9. Burada, imalı bir ifade ile onların atalarının, Allah'ı bırakarak, başkalarını ma'bud edinmiş olduklarına işarette bulunuluyor. Oysa gerçek ma'bud Allah'tır ve onlar Allah'ı tek bir ma'bud edinmemekle bu gerçeği değiştiremezler. Onların bu sapık tutumları sizler için de bir delil olamaz. Zira atalarınızın da Rabbi Allah'tır ve sadece Allah'a kulluk etmeleri gerekirdi. Dolayısıyla, onlar bu sapık yola girdiler diye, sizler de aynı yola girmeyin ve sadece bilerek Allah'a kulluk edin.

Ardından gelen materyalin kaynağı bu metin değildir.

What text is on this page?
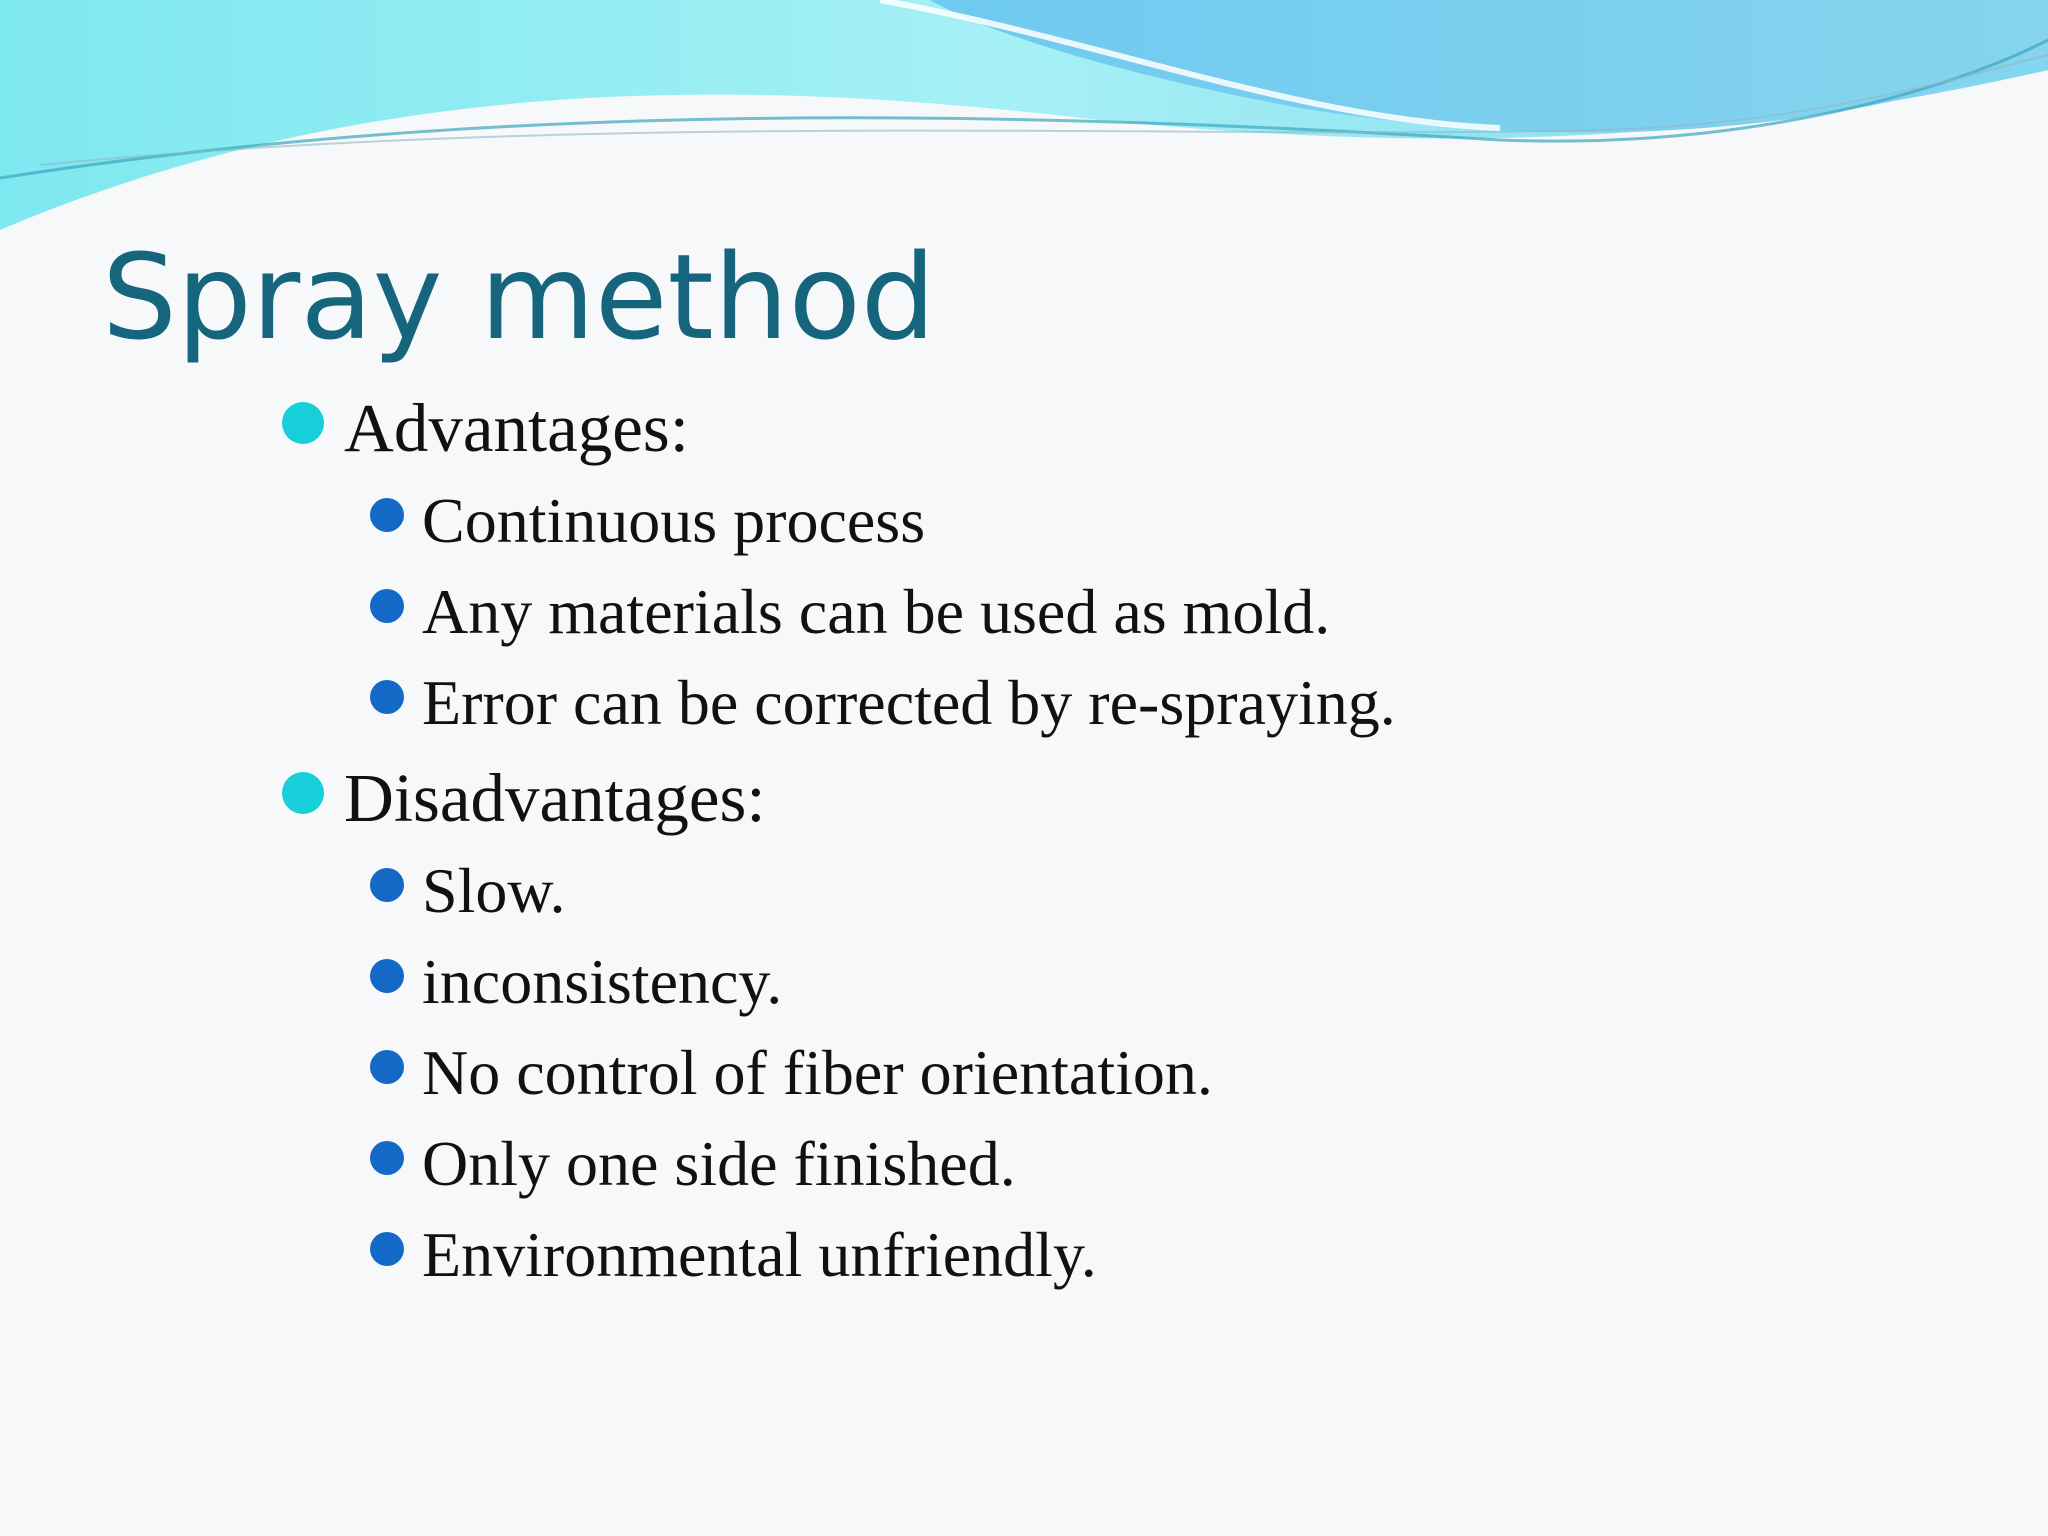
Spray method
Advantages:
Continuous process
Any materials can be used as mold.
Error can be corrected by re-spraying.
Disadvantages:
Slow.
inconsistency.
No control of fiber orientation.
Only one side finished.
Environmental unfriendly.
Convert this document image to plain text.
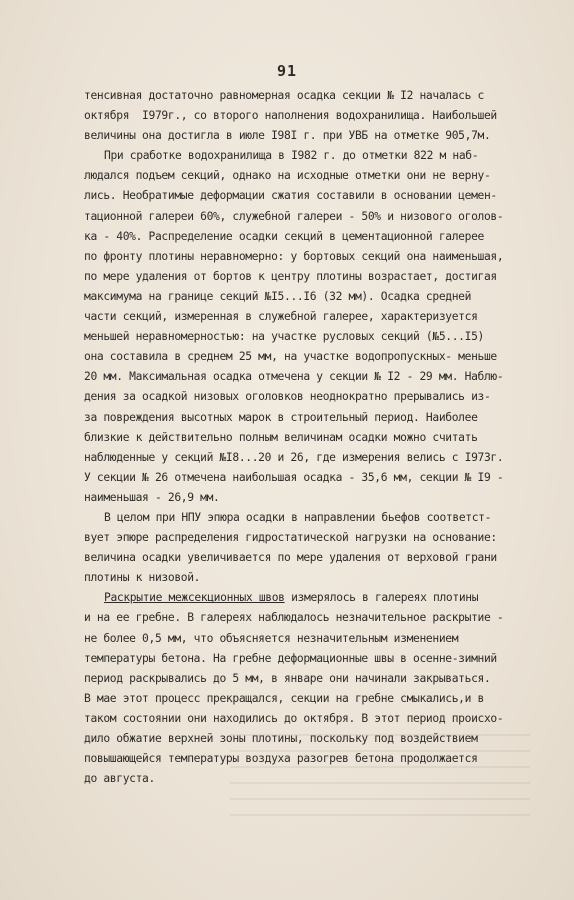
91
тенсивная достаточно равномерная осадка секции № I2 началась с
октября  I979г., со второго наполнения водохранилища. Наибольшей
величины она достигла в июле I98I г. при УВБ на отметке 905,7м.
При сработке водохранилища в I982 г. до отметки 822 м наб-
людался подъем секций, однако на исходные отметки они не верну-
лись. Необратимые деформации сжатия составили в основании цемен-
тационной галереи 60%, служебной галереи - 50% и низового оголов-
ка - 40%. Распределение осадки секций в цементационной галерее
по фронту плотины неравномерно: у бортовых секций она наименьшая,
по мере удаления от бортов к центру плотины возрастает, достигая
максимума на границе секций №I5...I6 (32 мм). Осадка средней
части секций, измеренная в служебной галерее, характеризуется
меньшей неравномерностью: на участке русловых секций (№5...I5)
она составила в среднем 25 мм, на участке водопропускных- меньше
20 мм. Максимальная осадка отмечена у секции № I2 - 29 мм. Наблю-
дения за осадкой низовых оголовков неоднократно прерывались из-
за повреждения высотных марок в строительный период. Наиболее
близкие к действительно полным величинам осадки можно считать
наблюденные у секций №I8...20 и 26, где измерения велись с I973г.
У секции № 26 отмечена наибольшая осадка - 35,6 мм, секции № I9 -
наименьшая - 26,9 мм.
В целом при НПУ эпюра осадки в направлении бьефов соответст-
вует эпюре распределения гидростатической нагрузки на основание:
величина осадки увеличивается по мере удаления от верховой грани
плотины к низовой.
Раскрытие межсекционных швов измерялось в галереях плотины
и на ее гребне. В галереях наблюдалось незначительное раскрытие -
не более 0,5 мм, что объясняется незначительным изменением
температуры бетона. На гребне деформационные швы в осенне-зимний
период раскрывались до 5 мм, в январе они начинали закрываться.
В мае этот процесс прекращался, секции на гребне смыкались,и в
таком состоянии они находились до октября. В этот период происхо-
дило обжатие верхней зоны плотины, поскольку под воздействием
повышающейся температуры воздуха разогрев бетона продолжается
до августа.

10. Böylesine kısa bir ifadeyle çok önemli bir gerçeğe değinilmiştir. Tanrıtanımazlar ve Allah'ı tanımakla birlikte O'na ortak koşanlar, düşüncelerinde ne kadar bağnaz olurlarsa olsunlar, kalblerinde zaman zaman birtakım kuşkuların doğmaması mümkün değildir. Çünkü, bir toprak parçasından gökyüzüne, bir tek yapraktan insana varıncaya kadar ciddiyetle düşünülecek olursa, bunca mükemmel varlığın kendi kendisine meydana gelmiş olması imkansızdır. Bir müşrik bile şirkinde ne kadar ısrar ederse etsin, kendi ilahları hakkında bile "Bunlardan ma'bud olmaz" diye kuşkuya düşer. Ancak kalblerindeki bu kuşkular, onların muvahhid bir tavır almalarına yetmediği gibi, Allah'ı inkar etme ve O'na ortak koşma konusundaki düşüncelerinden emin olmadıkları bir halde helâk olup gidiyorlar. Yani, ne kadar kesin bir tanrıtanımaz veya müşrik olsalar da, onların dinleri şüphe üzerine kuruludur. Şimdi çıkıp biri, "Peki o halde bu şüphe niçin onları rahatsız etmiyor ve Hakkı arayarak kalplerinin mutmain olmasını istemiyorlar?" diye bir soru yöneltebilir. Şöyle bir cevabı vardır bu sorunun: "Onlar, din hakkında ciddi endişeler taşıyan kimseler değillerdir. Onlar için önemli olan, bu dünyadır. Dolayısıyla gece gündüz tüm enerjilerini dünyada servet elde etmek ve refaha kavuşmak için harcarlar. "Din", onlar için sadece bir oyalanma vasıtasıdır ve "din" hakkında hiçbir zaman ciddiyetle düşünmezler. Dikkat edilecek olursa, dini birtakım ibadet ve merasimleri dahi, bir çeşit eğlence niteliğindedir. Tanrıtanımazların ciddi gibi görünen tartışma ve münakaşalarına da bakıldığında aslında fikir cimnastiğinden başka bir şey yapmadıkları görülür. Yoksa onlar, bu dünyadan başka bir şey düşünmezler. Yine bu tip insanların, hak yoldan sapmalarının sonucunun ne olduğunu düşünecek vakitleri bile yoktur. Yani onlar, dünyaya o kadar meyletmişlerdir ki, düşünmeye vakit bile ayıramamaktadırlar.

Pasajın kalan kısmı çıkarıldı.